Microsoft a contourné ce problème avec la fonction DATE_PARSE() : l'argument de cette fonction, une chaîne de caractère représentant une date, est correctement traduit en une valeur exacte du compteur de jours, même pour les dates antérieures au 1er mars 1900. Mais il aura fallu plusieurs dizaines d'années pour y parvenir...
Contrairement à la précédente, cette erreur ne me paraît pas documentée au moment où j'écris (avril 2024). Elle concerne la norme du langage SQL (donc pas simplement une implémentation). Je l'ai examinée sur la base de MySQL 7.4 d'Oracle.
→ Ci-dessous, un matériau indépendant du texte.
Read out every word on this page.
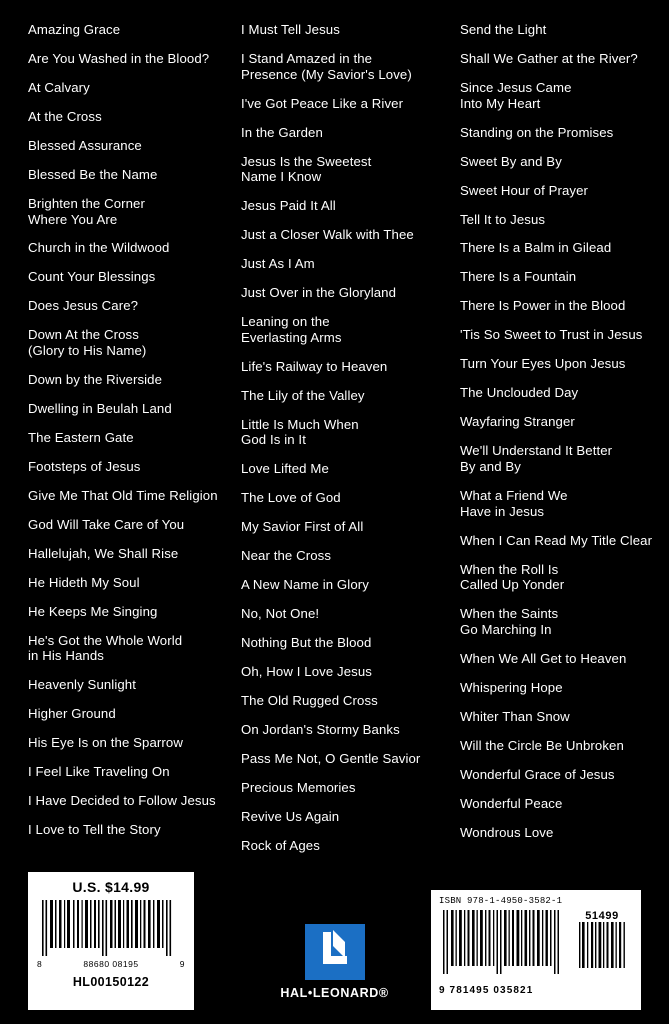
Amazing Grace
Are You Washed in the Blood?
At Calvary
At the Cross
Blessed Assurance
Blessed Be the Name
Brighten the Corner
Where You Are
Church in the Wildwood
Count Your Blessings
Does Jesus Care?
Down At the Cross
(Glory to His Name)
Down by the Riverside
Dwelling in Beulah Land
The Eastern Gate
Footsteps of Jesus
Give Me That Old Time Religion
God Will Take Care of You
Hallelujah, We Shall Rise
He Hideth My Soul
He Keeps Me Singing
He's Got the Whole World
in His Hands
Heavenly Sunlight
Higher Ground
His Eye Is on the Sparrow
I Feel Like Traveling On
I Have Decided to Follow Jesus
I Love to Tell the Story
I Must Tell Jesus
I Stand Amazed in the
Presence (My Savior's Love)
I've Got Peace Like a River
In the Garden
Jesus Is the Sweetest
Name I Know
Jesus Paid It All
Just a Closer Walk with Thee
Just As I Am
Just Over in the Gloryland
Leaning on the
Everlasting Arms
Life's Railway to Heaven
The Lily of the Valley
Little Is Much When
God Is in It
Love Lifted Me
The Love of God
My Savior First of All
Near the Cross
A New Name in Glory
No, Not One!
Nothing But the Blood
Oh, How I Love Jesus
The Old Rugged Cross
On Jordan's Stormy Banks
Pass Me Not, O Gentle Savior
Precious Memories
Revive Us Again
Rock of Ages
Send the Light
Shall We Gather at the River?
Since Jesus Came
Into My Heart
Standing on the Promises
Sweet By and By
Sweet Hour of Prayer
Tell It to Jesus
There Is a Balm in Gilead
There Is a Fountain
There Is Power in the Blood
'Tis So Sweet to Trust in Jesus
Turn Your Eyes Upon Jesus
The Unclouded Day
Wayfaring Stranger
We'll Understand It Better
By and By
What a Friend We
Have in Jesus
When I Can Read My Title Clear
When the Roll Is
Called Up Yonder
When the Saints
Go Marching In
When We All Get to Heaven
Whispering Hope
Whiter Than Snow
Will the Circle Be Unbroken
Wonderful Grace of Jesus
Wonderful Peace
Wondrous Love
U.S. $14.99
8	88680 08195	9
HL00150122
HAL•LEONARD®
ISBN 978-1-4950-3582-1
9 781495 035821
51499
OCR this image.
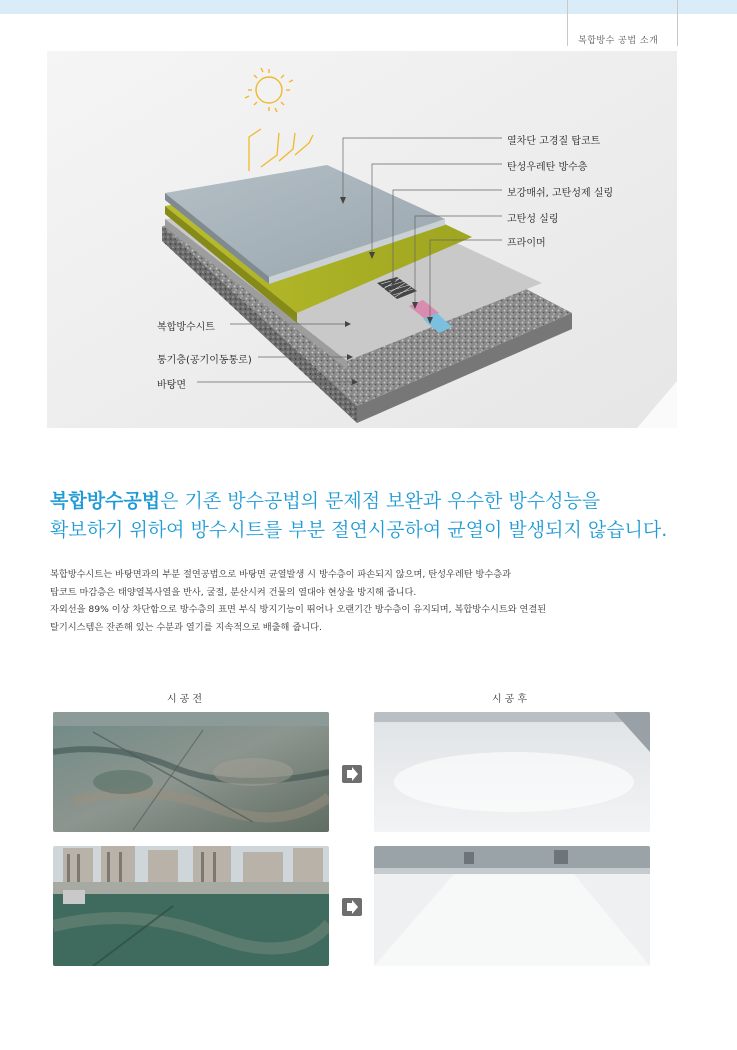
복합방수 공법 소개
열차단 고경질 탑코트
탄성우레탄 방수층
보강매쉬, 고탄성제 실링
고탄성 실링
프라이머
복합방수시트
통기층(공기이동통로)
바탕면
복합방수공법은 기존 방수공법의 문제점 보완과 우수한 방수성능을
확보하기 위하여 방수시트를 부분 절연시공하여 균열이 발생되지 않습니다.

복합방수시트는 바탕면과의 부분 절연공법으로 바탕면 균열발생 시 방수층이 파손되지 않으며, 탄성우레탄 방수층과

탑코트 마감층은 태양열복사열을 반사, 굴절, 분산시켜 건물의 열대야 현상을 방지해 줍니다.

자외선을 89% 이상 차단함으로 방수층의 표면 부식 방지기능이 뛰어나 오랜기간 방수층이 유지되며, 복합방수시트와 연결된

탈기시스템은 잔존해 있는 수분과 열기를 지속적으로 배출해 줍니다.

시공전	시공후
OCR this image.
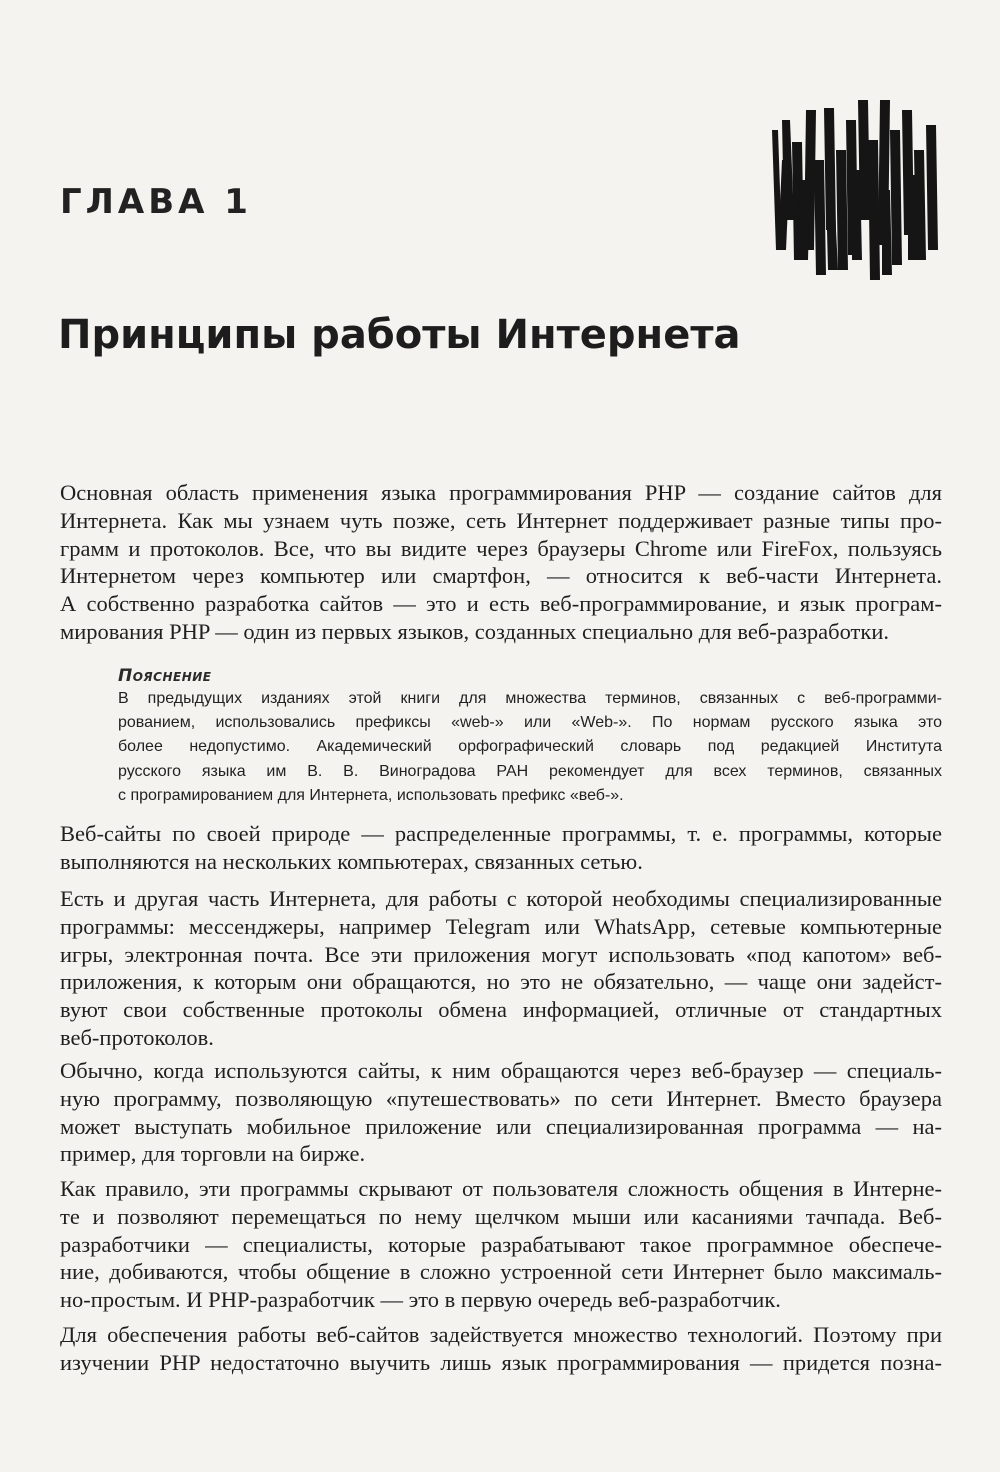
ГЛАВА 1
Принципы работы Интернета
Основная область применения языка программирования PHP — создание сайтов для
Интернета. Как мы узнаем чуть позже, сеть Интернет поддерживает разные типы про-
грамм и протоколов. Все, что вы видите через браузеры Chrome или FireFox, пользуясь
Интернетом через компьютер или смартфон, — относится к веб-части Интернета.
А собственно разработка сайтов — это и есть веб-программирование, и язык програм-
мирования PHP — один из первых языков, созданных специально для веб-разработки.
Веб-сайты по своей природе — распределенные программы, т. е. программы, которые
выполняются на нескольких компьютерах, связанных сетью.
Есть и другая часть Интернета, для работы с которой необходимы специализированные
программы: мессенджеры, например Telegram или WhatsApp, сетевые компьютерные
игры, электронная почта. Все эти приложения могут использовать «под капотом» веб-
приложения, к которым они обращаются, но это не обязательно, — чаще они задейст-
вуют свои собственные протоколы обмена информацией, отличные от стандартных
веб-протоколов.
Обычно, когда используются сайты, к ним обращаются через веб-браузер — специаль-
ную программу, позволяющую «путешествовать» по сети Интернет. Вместо браузера
может выступать мобильное приложение или специализированная программа — на-
пример, для торговли на бирже.
Как правило, эти программы скрывают от пользователя сложность общения в Интерне-
те и позволяют перемещаться по нему щелчком мыши или касаниями тачпада. Веб-
разработчики — специалисты, которые разрабатывают такое программное обеспече-
ние, добиваются, чтобы общение в сложно устроенной сети Интернет было максималь-
но-простым. И PHP-разработчик — это в первую очередь веб-разработчик.
Для обеспечения работы веб-сайтов задействуется множество технологий. Поэтому при
изучении PHP недостаточно выучить лишь язык программирования — придется позна-
Пояснение
В предыдущих изданиях этой книги для множества терминов, связанных с веб-программи-
рованием, использовались префиксы «web-» или «Web-». По нормам русского языка это
более недопустимо. Академический орфографический словарь под редакцией Института
русского языка им В. В. Виноградова РАН рекомендует для всех терминов, связанных
с програмированием для Интернета, использовать префикс «веб-».
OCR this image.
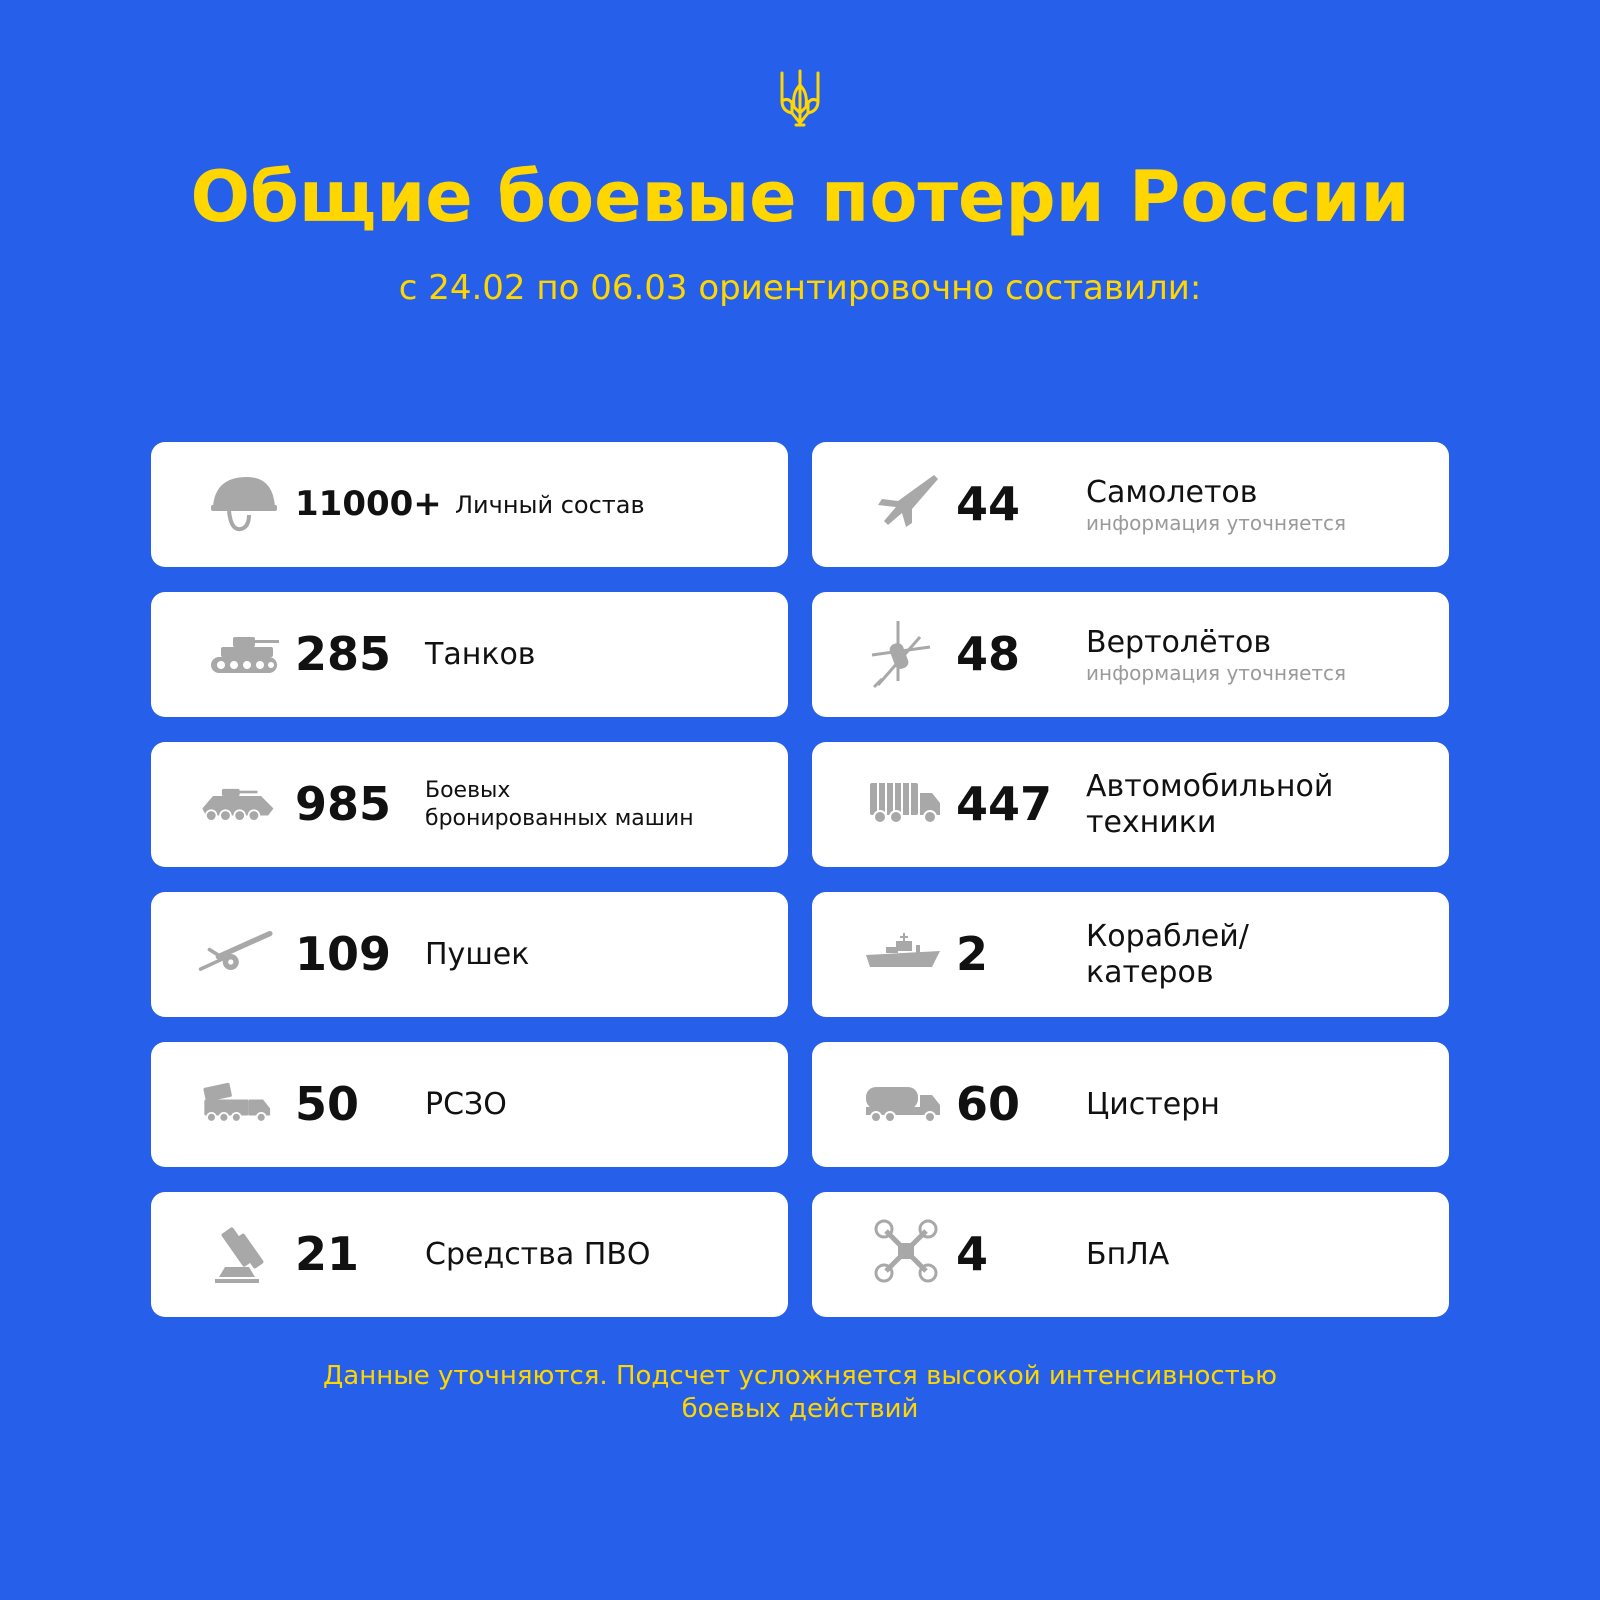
Общие боевые потери России
с 24.02 по 06.03 ориентировочно составили:
11000+ Личный состав
285 Танков
985 Боевых
бронированных машин
109 Пушек
50 РСЗО
21 Средства ПВО
44 Самолетов
информация уточняется
48 Вертолётов
информация уточняется
447 Автомобильной
техники
2	Кораблей/
катеров
60 Цистерн
4	БпЛА
Данные уточняются. Подсчет усложняется высокой интенсивностью
боевых действий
Elle paraît grave en ce qu'elle touche la définition même du langage, mais il faut reconnaître qu'elle touche des fonctions que l'on n'utilise guère.
SQL permet de convertir un objet date ou datetime en un nombre entier, représentant le nombre de jours depuis la date 0000-01-01. Il est bien précisé qu'il s'agit de la date en grégorien proleptique, en calendrier ISO. Les exemples donnés en documentation, ainsi que des discussions trouvées sur des blogs spécialisés, confirment que ce "jour SQL" correspond au jour julien diminué de 1721060. Curieusement, la documentation précise que le jour 0 est, par définition, celui qui "précède" 0000-01-01. Et en effet, TO_DAYS('0000-01-01') a pour résultat 1, et non 0. Comment est-ce possible ? Parce que, pour les concepteurs de SQL, l'année grégorienne 0 n'est pas bissextile... Au fond, c'est une erreur analogue à celle d'Excel, mais effectuée à l'envers.